Et d’ajouter, implacable : « Nos adversaires nous ont-ils répondu ? Ont-ils opposé doctrine à doctrine, idéal à idéal ? Ont-ils eu le courage de dresser contre la pensée de la Révolution l’entière pensée catholique ? Non ! Ils se sont dérobés. Ils ont chicané sur des détails d’organisation. Ils n’ont pas affirmé nettement le principe qui est comme l’âme de l’Église »(2).

Le prix, ce fut la haine, la violence et les spoliations des "inventaires", des morts dans toute la France et, une décennie plus tard, après l’affaire des fiches(3), la tragique incompétence de chefs militaires qui, sélectionnés non sur leurs qualités de soldats mais sur leur docilité à la franc-maçonnerie, faillirent conduire la France à l’abîme.

Voilà ce que devraient méditer les évêques conciliaires d’aujourd’hui s’ils avaient un sou de bon sens et de culture.

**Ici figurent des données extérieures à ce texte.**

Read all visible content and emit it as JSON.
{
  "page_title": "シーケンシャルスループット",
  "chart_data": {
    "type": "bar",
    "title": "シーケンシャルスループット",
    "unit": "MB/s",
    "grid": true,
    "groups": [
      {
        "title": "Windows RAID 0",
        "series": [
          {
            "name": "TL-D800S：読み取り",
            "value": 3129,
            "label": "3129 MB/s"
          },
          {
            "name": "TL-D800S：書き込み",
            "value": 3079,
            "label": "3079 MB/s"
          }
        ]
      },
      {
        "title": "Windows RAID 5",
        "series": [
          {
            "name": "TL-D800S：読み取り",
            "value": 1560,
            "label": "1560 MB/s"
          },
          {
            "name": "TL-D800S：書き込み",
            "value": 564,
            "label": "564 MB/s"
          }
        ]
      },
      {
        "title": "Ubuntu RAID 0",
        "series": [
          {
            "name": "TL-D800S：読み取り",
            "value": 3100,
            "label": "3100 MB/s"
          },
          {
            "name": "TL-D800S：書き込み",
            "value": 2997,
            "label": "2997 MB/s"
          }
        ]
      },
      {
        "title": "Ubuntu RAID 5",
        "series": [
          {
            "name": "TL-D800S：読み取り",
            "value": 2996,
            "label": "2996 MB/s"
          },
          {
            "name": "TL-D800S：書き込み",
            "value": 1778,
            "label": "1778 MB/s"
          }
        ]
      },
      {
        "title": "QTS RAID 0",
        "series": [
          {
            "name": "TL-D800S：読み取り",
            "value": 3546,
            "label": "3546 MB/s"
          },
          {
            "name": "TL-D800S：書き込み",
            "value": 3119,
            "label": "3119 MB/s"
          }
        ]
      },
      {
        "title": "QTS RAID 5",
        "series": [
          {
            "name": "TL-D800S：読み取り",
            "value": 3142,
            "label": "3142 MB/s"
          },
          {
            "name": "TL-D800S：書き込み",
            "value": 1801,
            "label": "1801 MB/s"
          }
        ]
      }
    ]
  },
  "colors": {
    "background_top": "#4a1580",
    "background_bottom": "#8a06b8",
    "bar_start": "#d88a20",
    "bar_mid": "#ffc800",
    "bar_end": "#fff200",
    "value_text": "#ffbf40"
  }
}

Mais ils se taisent quand les responsables musulmans et juifs, eux, se dressent au côté de leurs fidèles, contre un système qui n’est pas laïque comme le prétendent ses fanatiques mais purement et simplement athée, c’est-à-dire adorateur du néant.

Serge de Beketch

(1) Ce mot n’est pas une concession à la mode. Il vise à différencier clairement les Français d’âme, de coeur, de sang et de race des citoyens de Sécu, de RMI et d’alloc.
(2) Cité par Jean Ousset dans "Pour qu’Il règne".
(3) Les officiers catholiques, fichés par la secte maçonnique, furent exclus de tout commandement.